Simbol bajak laut topi jerami itu tiba-tiba jadi sorotan nasional. Yang bikin saya geleng-geleng, respon pemerintah dan aparat justru seperti menghadapi ancaman besar negara. Kayak yang takuuuuuut bangettttt.
Awalnya sih, bendera ini cuma jadi ekspresi iseng sekaligus sindiran masyarakat aja. Sopir truk, mahasiswa, sampai warga kampung mulai mengibarkannya, seakan ingin bilang, “kami kecewa, kami bosan.”
Tapi, alih-alih ditanggapi dengan kepala dingin, para pejabat malah bereaksi keras. Ada yang bilang bisa memecah belah bangsa, ada yang menuding sebagai upaya makar.
Buset dah, kayak kejauhan gitu sih, sampe dikata makar segala. Lagian, memecah belahnya darimana? Wong pada kompak, kok, buat mengibarkan bendera OnePiece ini. 😂
Bahkan, imbauan resmi keluar agar RT dan RW melarang warganya mengibarkan bendera One Piece, terutama menjelang 17 Agustus kemaren.
Lucunya, Presiden Prabowo sendiri kabarnya tidak terlalu mempermasalahkan. Yang penting, kata beliau, Merah Putih tetap dikibarkan lebih tinggi. Jadi sebenarnya masalahnya bukan di presiden, tapi justru di “bawah-bawahnya” yang heboh sendiri.
Mereka seolah-olah melihat bendera kartun sebagai ancaman lebih berbahaya daripada maling atau koruptor. Aneh Bin Lucu Bin Ajaib, kan?
Puncak keanehan terjadi di konser RI Fest 2025 beberapa hari yang lalu.
Seorang penonton sedang moshing sambil membawa bendera One Piece.

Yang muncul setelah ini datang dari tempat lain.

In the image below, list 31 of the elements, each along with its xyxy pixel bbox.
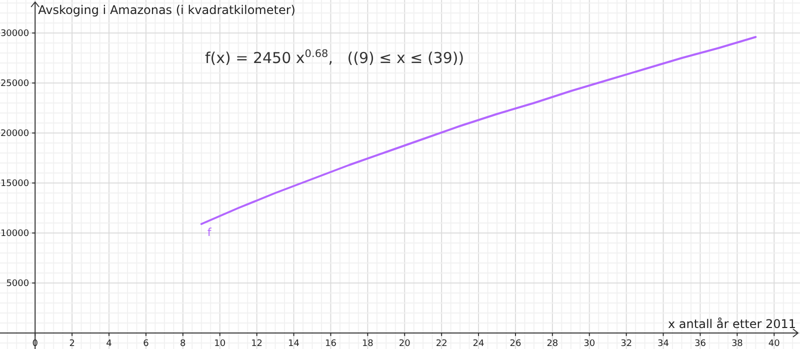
y-tick-label: 25000: [0, 79, 30, 89]
x-tick-label: 10: [214, 339, 226, 349]
y-tick-label: 10000: [0, 229, 30, 239]
y-tick-label: 30000: [0, 29, 30, 39]
y-axis-title: Avskoging i Amazonas (i kvadratkilometer): [38, 3, 296, 17]
x-tick-label: 20: [398, 339, 411, 349]
x-tick-label: 38: [731, 339, 744, 349]
x-axis-title: x antall år etter 2011: [668, 317, 796, 331]
x-tick-label: 32: [620, 339, 632, 349]
x-tick-label: 2: [69, 339, 75, 349]
x-tick-label: 26: [510, 339, 522, 349]
x-tick-label: 4: [106, 339, 112, 349]
x-tick-label: 22: [436, 339, 448, 349]
x-tick-label: 18: [362, 339, 374, 349]
series-label: f: [207, 226, 212, 239]
y-tick-label: 20000: [0, 129, 30, 139]
y-tick-label: 5000: [6, 279, 30, 289]
x-tick-label: 8: [180, 339, 186, 349]
x-tick-label: 36: [694, 339, 706, 349]
x-tick-label: 24: [472, 339, 485, 349]
x-tick-label: 14: [288, 339, 300, 349]
x-tick-label: 12: [251, 339, 263, 349]
x-tick-label: 16: [324, 339, 337, 349]
x-tick-label: 34: [658, 339, 670, 349]
x-tick-label: 30: [584, 339, 596, 349]
annotation: f(x) = 2450 x$^{0.68}$, ((9) ≤ x ≤ (39)): [205, 48, 464, 67]
line-series: [200, 36, 757, 225]
x-tick-label: 40: [768, 339, 780, 349]
x-tick-label: 28: [546, 339, 558, 349]
y-tick-label: 15000: [0, 179, 30, 189]
x-tick-label: 6: [143, 339, 150, 349]
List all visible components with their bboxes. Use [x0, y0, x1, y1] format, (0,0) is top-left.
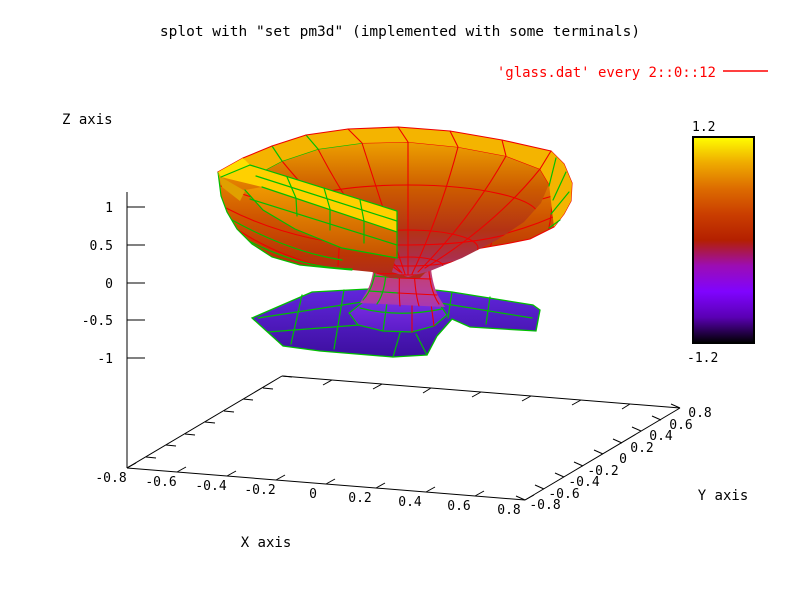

Polisi yang berjaga justru bereaksi dengan cara kasar, ada dugaan pemukulan.
Adegan ini bikin Awan, bassist band .Feast, naik pitam. Dari atas panggung, ia menegur keras aparat: “Kalau maling baru boleh lu pukulin. Kalau orang cuma bawa bendera One Piece, jangan dipukulin.”
Yang bikin hebohnya lagi, Awan mengulti dengan nada satir, “bentar lagi kayaknya guwe ditangkep nih. Ditanyain lokasinya dimana”. 😂
Ucapannya langsung disambut sorakan panjang dari penonton. Jujur, momen ini jadi potret mengejutkan, masyarakat merasa aparat terlalu jauh menekan, sementara masalah yang lebih serius justru dibiarkan.
Jika kita lihat dari kacamata publik, sikap pemerintah ini memang aneh sih dan kontradiktif.
Bendera fiksi dianggap ancaman, tapi pencurian, korupsi, atau pungli seolah tak sebesar itu urgensinya. Wajar kalau publik menganggap tindakan aparat kelewat berlebihan.
Dan di titik inilah sebenarnya pertanyaan besar muncul: apakah negara ini masih sanggup menerima kritik dengan cara damai dan simbolik? Atau kita memang sedang masuk era di mana kreativitas warga dipersekusi, sementara persoalan nyata dibiarkan begitu saja?
Yang jelas, pengibaran bendera One Piece sudah menjelma simbol baru—bukan sekadar fandom anime, tapi suara kecewa yang dibungkam dengan cara yang konyol.